All writers are inspired–at one point or another–to write. But I’m not at all sure how many of them recall the exact moment when they definitively decided to become a writer. Maybe every writer does.
I was in college, sitting in a tan corduroy armchair reading a paperback copy of Aldous Huxley’s Brave New World. There was an oversized “Devil’s Haircut” poster on the wall behind me and forest green, low pile carpet under my feet. It was past time for a good vacuuming.
It was my second reading of the book; the first had come in high school. I was a fan of it in the tenth grade, but by the time I got to college, I’d decided I needed to reread it.

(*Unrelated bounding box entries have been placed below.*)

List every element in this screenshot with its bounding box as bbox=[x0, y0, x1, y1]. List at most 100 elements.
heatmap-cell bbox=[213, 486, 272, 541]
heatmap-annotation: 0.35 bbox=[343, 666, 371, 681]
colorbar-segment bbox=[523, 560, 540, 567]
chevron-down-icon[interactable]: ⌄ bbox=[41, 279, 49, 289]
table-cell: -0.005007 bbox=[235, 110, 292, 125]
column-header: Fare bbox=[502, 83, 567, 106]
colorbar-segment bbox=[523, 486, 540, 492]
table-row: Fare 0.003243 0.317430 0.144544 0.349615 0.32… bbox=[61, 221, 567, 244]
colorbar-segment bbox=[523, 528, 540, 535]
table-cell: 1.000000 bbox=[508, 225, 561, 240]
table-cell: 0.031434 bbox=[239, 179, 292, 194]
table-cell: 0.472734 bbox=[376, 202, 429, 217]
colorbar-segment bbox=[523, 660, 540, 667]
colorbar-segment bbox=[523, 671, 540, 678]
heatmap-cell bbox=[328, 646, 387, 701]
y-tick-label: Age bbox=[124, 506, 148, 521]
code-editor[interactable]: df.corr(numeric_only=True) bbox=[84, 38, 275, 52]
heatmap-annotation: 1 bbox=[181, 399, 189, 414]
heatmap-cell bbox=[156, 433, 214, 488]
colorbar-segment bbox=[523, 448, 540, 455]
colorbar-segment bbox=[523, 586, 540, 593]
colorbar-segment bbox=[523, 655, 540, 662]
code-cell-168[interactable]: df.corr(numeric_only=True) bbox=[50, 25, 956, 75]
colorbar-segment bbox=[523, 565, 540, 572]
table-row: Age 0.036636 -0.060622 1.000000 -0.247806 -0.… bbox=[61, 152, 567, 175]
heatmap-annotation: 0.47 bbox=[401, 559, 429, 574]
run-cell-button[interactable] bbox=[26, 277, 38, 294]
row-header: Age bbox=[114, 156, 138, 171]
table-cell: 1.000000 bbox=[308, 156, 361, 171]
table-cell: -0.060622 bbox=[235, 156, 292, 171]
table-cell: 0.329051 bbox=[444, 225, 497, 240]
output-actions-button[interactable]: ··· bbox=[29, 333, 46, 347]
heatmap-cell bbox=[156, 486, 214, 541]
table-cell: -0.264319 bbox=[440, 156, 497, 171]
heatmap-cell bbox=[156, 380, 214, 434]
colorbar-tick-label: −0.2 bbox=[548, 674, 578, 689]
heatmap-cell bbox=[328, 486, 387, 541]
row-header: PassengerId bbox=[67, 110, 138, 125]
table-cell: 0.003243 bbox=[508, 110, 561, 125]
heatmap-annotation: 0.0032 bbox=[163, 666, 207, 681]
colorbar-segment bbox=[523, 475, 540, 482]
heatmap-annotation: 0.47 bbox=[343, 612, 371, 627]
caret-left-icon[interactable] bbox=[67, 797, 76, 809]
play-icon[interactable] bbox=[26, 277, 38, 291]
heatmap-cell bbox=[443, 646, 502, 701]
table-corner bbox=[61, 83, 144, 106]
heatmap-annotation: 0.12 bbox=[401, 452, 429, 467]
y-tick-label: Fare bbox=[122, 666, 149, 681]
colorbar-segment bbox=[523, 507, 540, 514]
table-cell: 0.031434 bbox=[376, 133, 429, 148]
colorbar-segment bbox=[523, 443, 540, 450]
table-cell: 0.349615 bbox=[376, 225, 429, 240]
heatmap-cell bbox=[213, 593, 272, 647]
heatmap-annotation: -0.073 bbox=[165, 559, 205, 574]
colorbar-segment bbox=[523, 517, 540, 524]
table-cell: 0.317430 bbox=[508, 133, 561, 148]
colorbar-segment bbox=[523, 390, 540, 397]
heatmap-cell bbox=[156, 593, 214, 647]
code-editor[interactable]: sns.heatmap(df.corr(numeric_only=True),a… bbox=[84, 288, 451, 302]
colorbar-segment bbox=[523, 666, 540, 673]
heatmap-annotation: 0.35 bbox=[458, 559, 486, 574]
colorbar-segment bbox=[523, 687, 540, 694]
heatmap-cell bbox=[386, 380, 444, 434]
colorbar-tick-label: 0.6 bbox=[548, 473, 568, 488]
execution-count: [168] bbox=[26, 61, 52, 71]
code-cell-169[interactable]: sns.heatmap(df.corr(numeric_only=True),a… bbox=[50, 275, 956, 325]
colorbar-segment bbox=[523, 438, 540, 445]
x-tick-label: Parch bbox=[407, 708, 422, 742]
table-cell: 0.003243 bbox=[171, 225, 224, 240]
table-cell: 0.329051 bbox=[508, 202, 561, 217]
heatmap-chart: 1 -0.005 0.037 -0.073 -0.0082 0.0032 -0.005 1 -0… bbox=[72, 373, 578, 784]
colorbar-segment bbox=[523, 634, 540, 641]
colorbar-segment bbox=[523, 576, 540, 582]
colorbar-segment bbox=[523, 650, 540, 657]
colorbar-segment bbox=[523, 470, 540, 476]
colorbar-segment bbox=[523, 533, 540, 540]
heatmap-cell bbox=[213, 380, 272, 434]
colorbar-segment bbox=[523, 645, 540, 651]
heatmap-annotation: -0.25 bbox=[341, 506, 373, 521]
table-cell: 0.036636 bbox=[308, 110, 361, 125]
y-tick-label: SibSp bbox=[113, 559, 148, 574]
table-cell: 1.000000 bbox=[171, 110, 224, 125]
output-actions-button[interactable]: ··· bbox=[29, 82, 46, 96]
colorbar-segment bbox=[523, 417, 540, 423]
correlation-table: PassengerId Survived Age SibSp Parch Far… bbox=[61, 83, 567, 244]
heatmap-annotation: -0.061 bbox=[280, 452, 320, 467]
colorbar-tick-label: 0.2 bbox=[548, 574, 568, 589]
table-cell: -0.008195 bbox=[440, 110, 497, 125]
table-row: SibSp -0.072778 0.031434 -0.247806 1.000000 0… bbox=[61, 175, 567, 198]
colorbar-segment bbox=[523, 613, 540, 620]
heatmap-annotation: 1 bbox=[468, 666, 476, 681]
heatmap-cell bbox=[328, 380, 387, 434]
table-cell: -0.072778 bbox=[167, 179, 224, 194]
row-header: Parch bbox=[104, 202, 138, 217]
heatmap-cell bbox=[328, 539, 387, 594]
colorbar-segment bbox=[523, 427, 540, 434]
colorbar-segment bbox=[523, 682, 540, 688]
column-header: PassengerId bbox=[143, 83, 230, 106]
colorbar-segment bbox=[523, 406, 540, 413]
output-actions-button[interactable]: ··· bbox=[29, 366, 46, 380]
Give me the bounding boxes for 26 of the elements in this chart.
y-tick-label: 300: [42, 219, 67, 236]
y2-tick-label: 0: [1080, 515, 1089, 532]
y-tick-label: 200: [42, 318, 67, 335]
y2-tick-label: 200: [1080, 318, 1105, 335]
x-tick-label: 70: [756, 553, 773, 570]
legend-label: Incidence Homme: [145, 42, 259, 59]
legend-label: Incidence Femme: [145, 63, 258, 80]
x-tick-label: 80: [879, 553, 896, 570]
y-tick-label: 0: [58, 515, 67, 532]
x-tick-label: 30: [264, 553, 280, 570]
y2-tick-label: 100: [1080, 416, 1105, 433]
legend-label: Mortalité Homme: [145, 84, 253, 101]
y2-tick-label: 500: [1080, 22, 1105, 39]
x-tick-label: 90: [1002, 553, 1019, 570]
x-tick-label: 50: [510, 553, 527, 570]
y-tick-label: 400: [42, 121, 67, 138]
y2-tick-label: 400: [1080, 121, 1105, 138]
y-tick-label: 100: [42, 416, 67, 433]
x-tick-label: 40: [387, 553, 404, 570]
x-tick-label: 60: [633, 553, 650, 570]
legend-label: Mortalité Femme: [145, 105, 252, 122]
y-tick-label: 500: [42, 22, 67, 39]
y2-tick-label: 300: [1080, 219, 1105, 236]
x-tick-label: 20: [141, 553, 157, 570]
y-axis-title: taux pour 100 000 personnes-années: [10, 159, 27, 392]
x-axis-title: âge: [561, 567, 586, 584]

I proceeded to go from Brave New World to Brave New World Revisited. This led to Island, The Doors of Perception, and Heaven and Hell. But it was the caste system (Alphas, Betas, Deltas, etc.) described in Huxley’s seminal work that gave me my eureka moment.
I believed that if I was able to see society the way Huxley did, then writing should be my vocation. If I’d known what that meant at the time, I might have questioned this thinking a bit.
I’ve returned to Brave New World since. And it’s predictions, and social commentary remain significant to me. Although I haven’t gotten there yet, I hope to modernize the sci-fi classic. Of course, I won’t be able to call it Brave New World Revisited. That one’s taken.